Discussions focused on a number of challenges faced by cities in the Global South. Urban land tenure is one of the biggest stumbling blocks for city officials.
Houses built on communal land cannot pay rent or contribute to financing the delivery of basic services. Routine evictions contribute to vulnerability and uncertainty, negatively affecting residents’ ability to set up small businesses or reinforce their housing. Unavailability of land, often due to vested interests in the city centre, means that low-income housing is often located on the periphery of the city and vulnerable to routine flooding and high transport costs.
Case studies from two major informal settlements in Nairobi, Mukuru KwaNjenga and Mukuru Kwa Reuben, demonstrate how basic human rights to life, to health and to dignity are all obstructed by inadequate water and sanitation systems.
But the water and sanitation needs of dwellers in informal settlements cannot be met without first addressing the land tenure insecurity issues. Without this resolution, city officials cannot build roads and lay pipes. Similarly, access to water and sanitation in one’s home is not viable until formal housing can be provided.

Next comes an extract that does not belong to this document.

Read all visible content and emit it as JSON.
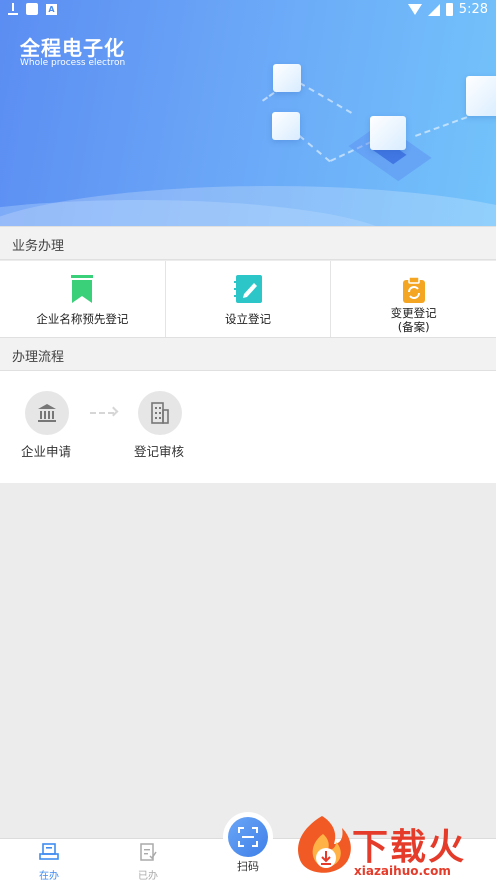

Akiba Mashinani Trust believes in the building of affordable housing units equipped with water and sanitation systems as a way of tackling the persistent inadequacy of water and sanitation systems in informal settlements.
Presenters also stressed the changing rhetoric around the rural-urban divide. We can’t afford to think of the two as dichotomous or contradictory, and we now know that inter-dependencies between the two mean that underdevelopment of the one will negatively affect the other and vice versa. “Poverty, inequality and environmental sustainbilty do not have rural-urban boundaries,” said Prof. Lochner Marais from the University of Free State.

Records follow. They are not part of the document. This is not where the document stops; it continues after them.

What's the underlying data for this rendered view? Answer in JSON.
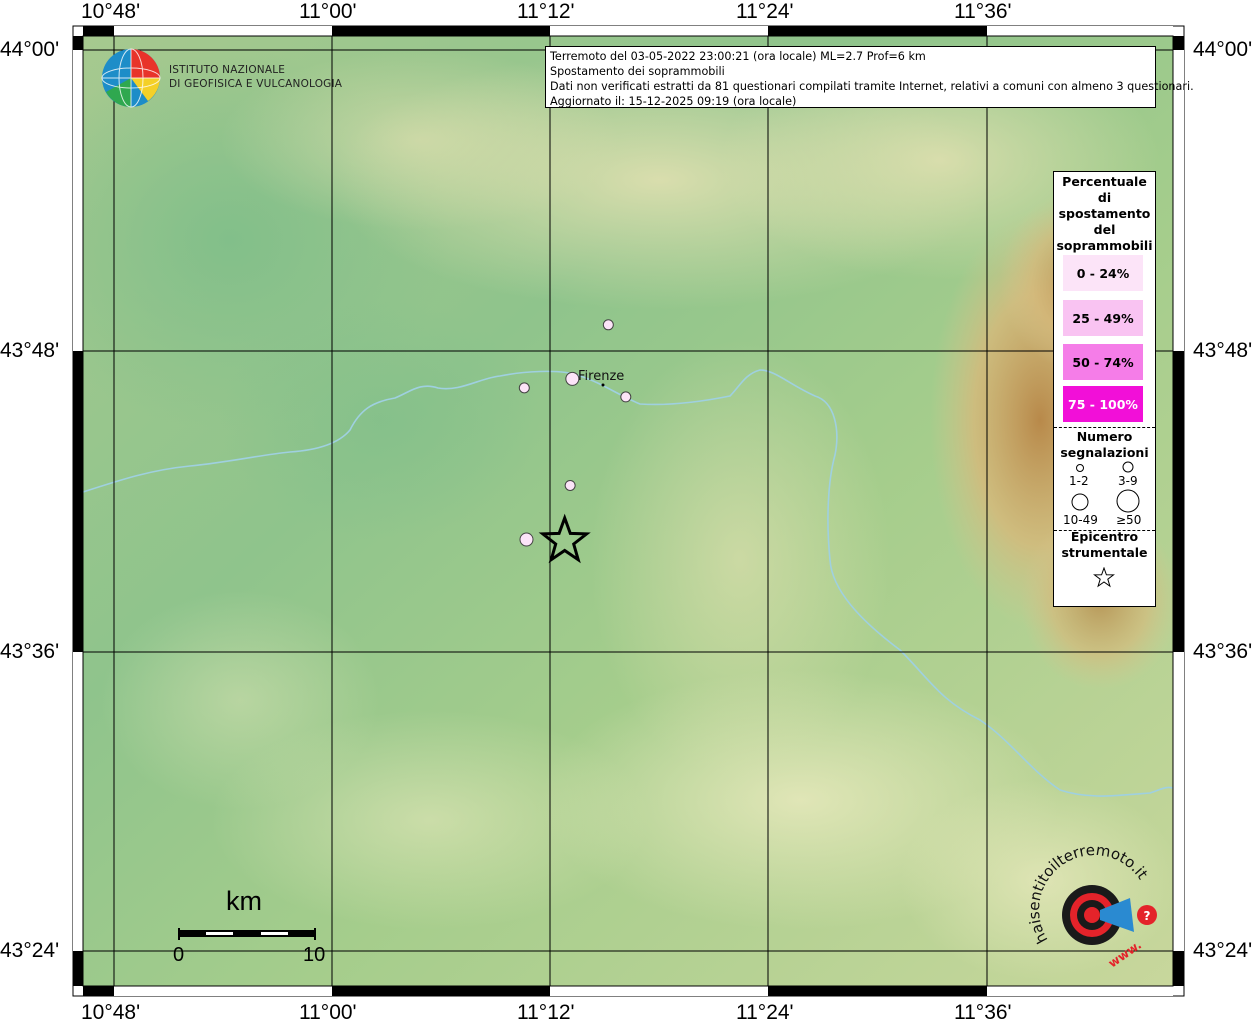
{
  "header": {
    "line1": "Terremoto del 03-05-2022 23:00:21 (ora locale) ML=2.7 Prof=6 km",
    "line2": "Spostamento dei soprammobili",
    "line3": "Dati non verificati estratti da 81 questionari compilati tramite Internet, relativi a comuni con almeno 3 questionari.",
    "line4": "Aggiornato il: 15-12-2025 09:19 (ora locale)"
  },
  "logo": {
    "line1": "ISTITUTO NAZIONALE",
    "line2": "DI GEOFISICA E VULCANOLOGIA"
  },
  "axes": {
    "lon_top": [
      "10°48'",
      "11°00'",
      "11°12'",
      "11°24'",
      "11°36'"
    ],
    "lon_bottom": [
      "10°48'",
      "11°00'",
      "11°12'",
      "11°24'",
      "11°36'"
    ],
    "lat_left": [
      "44°00'",
      "43°48'",
      "43°36'",
      "43°24'"
    ],
    "lat_right": [
      "44°00'",
      "43°48'",
      "43°36'",
      "43°24'"
    ]
  },
  "map": {
    "city": "Firenze",
    "scale_unit": "km",
    "scale_start": "0",
    "scale_end": "10",
    "observations": [
      {
        "lon": 11.253,
        "lat": 43.817,
        "pct_class": "0 - 24%",
        "count_class": "1-2"
      },
      {
        "lon": 11.22,
        "lat": 43.781,
        "pct_class": "0 - 24%",
        "count_class": "3-9"
      },
      {
        "lon": 11.176,
        "lat": 43.775,
        "pct_class": "0 - 24%",
        "count_class": "1-2"
      },
      {
        "lon": 11.269,
        "lat": 43.769,
        "pct_class": "0 - 24%",
        "count_class": "1-2"
      },
      {
        "lon": 11.218,
        "lat": 43.71,
        "pct_class": "0 - 24%",
        "count_class": "1-2"
      },
      {
        "lon": 11.178,
        "lat": 43.674,
        "pct_class": "0 - 24%",
        "count_class": "3-9"
      }
    ],
    "epicenter": {
      "lon": 11.213,
      "lat": 43.673
    }
  },
  "legend": {
    "title_lines": [
      "Percentuale",
      "di",
      "spostamento",
      "del",
      "soprammobili"
    ],
    "classes": [
      {
        "label": "0 - 24%",
        "color": "#fce4f8"
      },
      {
        "label": "25 - 49%",
        "color": "#f9c3f2"
      },
      {
        "label": "50 - 74%",
        "color": "#f57de8"
      },
      {
        "label": "75 - 100%",
        "color": "#f20fd8"
      }
    ],
    "count_title_lines": [
      "Numero",
      "segnalazioni"
    ],
    "count_labels": [
      "1-2",
      "3-9",
      "10-49",
      "≥50"
    ],
    "epicenter_title_lines": [
      "Epicentro",
      "strumentale"
    ]
  },
  "watermark": {
    "text": "haisentitoilterremoto.it",
    "url": "www."
  },
  "colors": {
    "grid": "#000000",
    "river": "#9fd0e0",
    "point_fill": "#fce4f8"
  }
}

As cities in Africa undergo rapid growth, they will need support from services in the surrounding rural areas, which often supply their food and water. Residents in cities often return to their rural homesteads in times of economic hardship or when they retire, and rural settlements will be an important safety net economically and culturally significant for many.
However, the IUDF failed to take into account some crucial factors. In the working groups, participants called out the elephant in the room, missing from the glossy pages of the policy document: political agendas.
In many African states, support for the ruling party historically comes from rural voters, while major cities have become strongholds of political opposition.Nairobi, Lagos, Kano, Harare, Douala and Lomé are all examples.
More and more evidence shows how competing political agenda’s are negatively affecting urban governance in Africa’s cities. Cape Town, Lagos and Nairobi are just a few examples where party politics often gets in the way of policy implementation.
In South Africa, Ward Councilors and Ward Committees are supposed to be the ideal vehicle for public participation in local government and policy implementation. But Ward Committees have been criticised for bending to political agendas and failing to truly represent their electorate.
As Mayor Ramokgopa of the City of Tshwane said, “Cities are terrains ofcontestation and struggle.” And how right he was.